Im Rahmen eines Gleitzeitmodells wird zumeist auch eine so genannte Kernzeit festgelegt. Während dieser Kernzeit muss der Arbeitnehmer anwesend sein. Darüber hinaus, kann die Arbeitszeit frei eingeteilt werden.

 

Teilzeit

Bei der Teilzeitarbeit wird prinzipiell eine kürzere Arbeitszeit vereinbart als gesetzlich oder kollektiv-/tarifvertraglich vorgesehen ist. Teilzeitarbeit gibt es jedoch nicht in Form eines einzigen Arbeitszeitmodells. Es gibt verschiedene Varianten und Möglichkeiten Teilzeitarbeit zu gestalten.

Eine klassische Form der Teilzeitarbeit ist die einfache Reduktion der täglichen Arbeitszeit. Es ist aber auch möglich, dass ein Arbeitszeitpensum für einen längeren Zeitraum festgelegt wird, innerhalb dessen der Arbeitnehmer sich seine Zeit frei einteilen kann. Jobsharing – also das Teilen eines Arbeitsplatzes – ist ebenfalls eine Variante von Teilzeitarbeit.
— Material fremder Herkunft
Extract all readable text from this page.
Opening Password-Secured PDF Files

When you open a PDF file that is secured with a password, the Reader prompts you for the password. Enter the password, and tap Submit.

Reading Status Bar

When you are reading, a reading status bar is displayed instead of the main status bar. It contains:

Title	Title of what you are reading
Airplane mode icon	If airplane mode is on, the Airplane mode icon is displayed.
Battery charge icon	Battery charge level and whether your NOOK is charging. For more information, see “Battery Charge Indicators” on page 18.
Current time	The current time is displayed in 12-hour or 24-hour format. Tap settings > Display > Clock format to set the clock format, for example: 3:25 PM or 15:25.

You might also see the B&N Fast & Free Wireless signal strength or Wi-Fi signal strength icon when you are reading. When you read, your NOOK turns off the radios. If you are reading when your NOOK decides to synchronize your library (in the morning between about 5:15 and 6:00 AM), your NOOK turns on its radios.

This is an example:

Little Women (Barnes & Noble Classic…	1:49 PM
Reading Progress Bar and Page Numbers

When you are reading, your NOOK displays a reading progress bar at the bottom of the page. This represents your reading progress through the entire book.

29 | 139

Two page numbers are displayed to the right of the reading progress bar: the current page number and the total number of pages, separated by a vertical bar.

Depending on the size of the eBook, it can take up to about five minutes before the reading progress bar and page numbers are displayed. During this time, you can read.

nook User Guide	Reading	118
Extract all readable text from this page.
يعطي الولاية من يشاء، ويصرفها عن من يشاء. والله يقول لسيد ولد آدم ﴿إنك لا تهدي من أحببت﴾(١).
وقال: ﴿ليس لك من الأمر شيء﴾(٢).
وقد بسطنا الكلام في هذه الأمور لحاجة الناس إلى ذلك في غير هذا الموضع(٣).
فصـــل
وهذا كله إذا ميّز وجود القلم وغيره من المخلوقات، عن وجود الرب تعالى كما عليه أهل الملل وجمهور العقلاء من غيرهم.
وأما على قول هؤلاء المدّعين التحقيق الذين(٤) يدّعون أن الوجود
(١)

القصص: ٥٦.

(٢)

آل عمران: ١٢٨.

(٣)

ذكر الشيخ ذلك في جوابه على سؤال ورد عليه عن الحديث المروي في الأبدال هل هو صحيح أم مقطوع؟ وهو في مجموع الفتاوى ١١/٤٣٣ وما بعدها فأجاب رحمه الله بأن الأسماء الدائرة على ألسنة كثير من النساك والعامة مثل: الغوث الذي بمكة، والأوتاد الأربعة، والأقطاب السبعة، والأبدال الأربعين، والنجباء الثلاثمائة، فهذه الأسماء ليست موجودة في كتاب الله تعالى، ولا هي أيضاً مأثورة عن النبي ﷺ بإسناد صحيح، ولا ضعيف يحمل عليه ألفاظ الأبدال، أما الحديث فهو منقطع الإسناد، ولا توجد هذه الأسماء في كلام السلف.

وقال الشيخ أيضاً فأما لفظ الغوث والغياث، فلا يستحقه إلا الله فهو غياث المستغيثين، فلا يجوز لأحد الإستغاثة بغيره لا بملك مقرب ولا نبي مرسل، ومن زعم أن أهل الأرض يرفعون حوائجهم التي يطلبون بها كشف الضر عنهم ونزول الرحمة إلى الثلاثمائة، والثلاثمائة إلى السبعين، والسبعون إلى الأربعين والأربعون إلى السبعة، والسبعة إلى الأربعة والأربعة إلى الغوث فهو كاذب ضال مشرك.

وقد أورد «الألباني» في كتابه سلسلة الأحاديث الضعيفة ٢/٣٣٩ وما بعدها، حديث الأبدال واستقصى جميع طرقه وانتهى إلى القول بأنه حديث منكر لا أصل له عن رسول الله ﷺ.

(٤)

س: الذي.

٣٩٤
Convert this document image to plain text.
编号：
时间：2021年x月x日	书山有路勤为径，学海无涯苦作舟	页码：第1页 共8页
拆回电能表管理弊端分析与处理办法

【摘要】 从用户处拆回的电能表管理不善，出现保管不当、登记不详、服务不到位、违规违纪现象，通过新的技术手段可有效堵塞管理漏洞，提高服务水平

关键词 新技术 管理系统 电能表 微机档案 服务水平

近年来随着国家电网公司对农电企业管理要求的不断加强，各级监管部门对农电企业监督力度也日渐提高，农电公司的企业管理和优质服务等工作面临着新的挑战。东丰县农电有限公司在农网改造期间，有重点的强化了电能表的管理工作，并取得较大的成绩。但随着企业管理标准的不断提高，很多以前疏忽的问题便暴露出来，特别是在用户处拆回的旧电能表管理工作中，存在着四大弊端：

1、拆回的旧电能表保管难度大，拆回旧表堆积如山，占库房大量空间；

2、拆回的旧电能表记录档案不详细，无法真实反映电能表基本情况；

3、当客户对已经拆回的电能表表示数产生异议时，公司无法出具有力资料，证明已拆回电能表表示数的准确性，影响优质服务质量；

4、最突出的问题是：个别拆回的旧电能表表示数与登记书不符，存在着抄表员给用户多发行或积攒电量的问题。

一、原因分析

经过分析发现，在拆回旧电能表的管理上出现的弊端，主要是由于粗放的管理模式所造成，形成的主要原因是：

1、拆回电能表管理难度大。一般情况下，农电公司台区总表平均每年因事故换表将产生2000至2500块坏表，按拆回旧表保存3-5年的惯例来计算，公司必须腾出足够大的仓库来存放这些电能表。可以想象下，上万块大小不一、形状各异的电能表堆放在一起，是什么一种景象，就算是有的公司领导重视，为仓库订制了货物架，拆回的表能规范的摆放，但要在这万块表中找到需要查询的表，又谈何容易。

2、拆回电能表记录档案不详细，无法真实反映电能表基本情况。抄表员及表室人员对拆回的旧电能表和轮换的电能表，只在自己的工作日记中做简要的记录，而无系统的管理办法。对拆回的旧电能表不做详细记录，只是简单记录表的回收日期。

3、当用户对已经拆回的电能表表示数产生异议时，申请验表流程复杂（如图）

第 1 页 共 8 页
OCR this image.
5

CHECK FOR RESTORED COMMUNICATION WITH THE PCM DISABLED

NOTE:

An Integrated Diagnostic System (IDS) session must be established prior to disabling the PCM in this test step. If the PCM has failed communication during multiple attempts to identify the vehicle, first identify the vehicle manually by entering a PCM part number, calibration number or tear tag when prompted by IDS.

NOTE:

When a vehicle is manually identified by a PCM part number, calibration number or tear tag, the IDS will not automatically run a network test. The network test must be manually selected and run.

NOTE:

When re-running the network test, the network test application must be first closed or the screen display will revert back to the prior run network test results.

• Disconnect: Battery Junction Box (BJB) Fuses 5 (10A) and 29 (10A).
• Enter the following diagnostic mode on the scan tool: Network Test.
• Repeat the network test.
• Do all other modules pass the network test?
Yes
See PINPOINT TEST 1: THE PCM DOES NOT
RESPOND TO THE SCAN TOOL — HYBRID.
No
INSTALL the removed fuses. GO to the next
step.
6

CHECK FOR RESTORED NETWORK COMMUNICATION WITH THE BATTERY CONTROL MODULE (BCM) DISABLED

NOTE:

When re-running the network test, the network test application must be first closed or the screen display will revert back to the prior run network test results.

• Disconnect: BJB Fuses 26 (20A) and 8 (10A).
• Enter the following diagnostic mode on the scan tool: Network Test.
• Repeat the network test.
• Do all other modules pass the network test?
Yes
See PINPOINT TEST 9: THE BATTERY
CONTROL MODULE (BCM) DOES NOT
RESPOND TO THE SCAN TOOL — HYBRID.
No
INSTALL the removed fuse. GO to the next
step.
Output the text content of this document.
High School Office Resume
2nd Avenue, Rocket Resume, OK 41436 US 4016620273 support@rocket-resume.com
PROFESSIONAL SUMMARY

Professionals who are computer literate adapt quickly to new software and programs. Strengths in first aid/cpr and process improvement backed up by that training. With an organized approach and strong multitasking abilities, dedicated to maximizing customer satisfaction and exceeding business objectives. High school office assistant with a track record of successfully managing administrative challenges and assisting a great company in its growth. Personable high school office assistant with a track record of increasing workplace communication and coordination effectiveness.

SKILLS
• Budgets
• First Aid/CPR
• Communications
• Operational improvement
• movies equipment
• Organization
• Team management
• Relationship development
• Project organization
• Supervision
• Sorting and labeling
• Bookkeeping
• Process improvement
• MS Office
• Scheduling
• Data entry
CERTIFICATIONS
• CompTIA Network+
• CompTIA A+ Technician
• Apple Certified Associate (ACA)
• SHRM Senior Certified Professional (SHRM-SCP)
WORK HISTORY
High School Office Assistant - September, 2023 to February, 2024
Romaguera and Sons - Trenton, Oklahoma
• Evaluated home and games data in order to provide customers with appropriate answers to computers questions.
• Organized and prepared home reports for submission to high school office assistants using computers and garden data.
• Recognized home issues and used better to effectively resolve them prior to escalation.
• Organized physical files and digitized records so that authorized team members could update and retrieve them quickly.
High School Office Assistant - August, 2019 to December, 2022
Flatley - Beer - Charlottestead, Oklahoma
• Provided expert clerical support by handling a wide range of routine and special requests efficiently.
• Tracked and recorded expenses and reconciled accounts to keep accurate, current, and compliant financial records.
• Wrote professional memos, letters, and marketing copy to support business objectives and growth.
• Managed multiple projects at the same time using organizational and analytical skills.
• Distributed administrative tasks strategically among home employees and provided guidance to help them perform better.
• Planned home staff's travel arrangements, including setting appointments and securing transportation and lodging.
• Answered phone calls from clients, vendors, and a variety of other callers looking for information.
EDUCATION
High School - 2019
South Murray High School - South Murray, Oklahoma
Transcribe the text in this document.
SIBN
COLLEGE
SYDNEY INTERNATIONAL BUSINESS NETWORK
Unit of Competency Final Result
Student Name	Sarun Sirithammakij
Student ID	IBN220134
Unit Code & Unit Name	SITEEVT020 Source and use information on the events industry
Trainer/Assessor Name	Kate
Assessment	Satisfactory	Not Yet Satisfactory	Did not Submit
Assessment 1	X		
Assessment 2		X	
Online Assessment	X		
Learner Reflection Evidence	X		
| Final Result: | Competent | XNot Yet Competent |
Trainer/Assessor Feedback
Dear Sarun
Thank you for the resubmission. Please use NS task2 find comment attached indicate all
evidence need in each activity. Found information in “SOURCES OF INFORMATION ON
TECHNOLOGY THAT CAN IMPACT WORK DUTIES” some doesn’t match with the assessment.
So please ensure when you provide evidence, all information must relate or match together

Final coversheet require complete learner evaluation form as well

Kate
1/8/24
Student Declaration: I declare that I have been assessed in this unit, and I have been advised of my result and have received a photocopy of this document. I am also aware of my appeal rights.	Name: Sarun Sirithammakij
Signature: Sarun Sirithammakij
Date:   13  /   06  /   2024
Weiters kann Teilzeitarbeit als dauerhafte Form der Beschäftigung oder nur vorübergehend eingegangen werden. So gibt es beispielsweise die Möglichkeit Bildungs- oder Pflegeteilzeit in Anspruch zu nehmen. Für ältere Arbeitnehmer ermöglichen einige Unternehmen auch die Inanspruchnahme von so genannter Altersteilzeit.

 

Vertrauensarbeitszeit

Für Vertrauensarbeitszeit gibt es keine fixe Definition und auch keine gesetzlichen Regelungen. Grundsätzlich basiert dieses Arbeitszeitmodell aber – wie der Name schon sagt – auf Vertrauen. Arbeitszeiten werden dabei vom Arbeitgeber nicht kontrolliert, der Arbeitnehmer hat selbst die Verantwortung dafür sich seine Arbeitszeit einzuteilen und sie auch zu erfassen. Das heißt das dieses Arbeitszeitmodell vor allem auf Ergebnisse und nicht mehr auf Präsenz abzielt.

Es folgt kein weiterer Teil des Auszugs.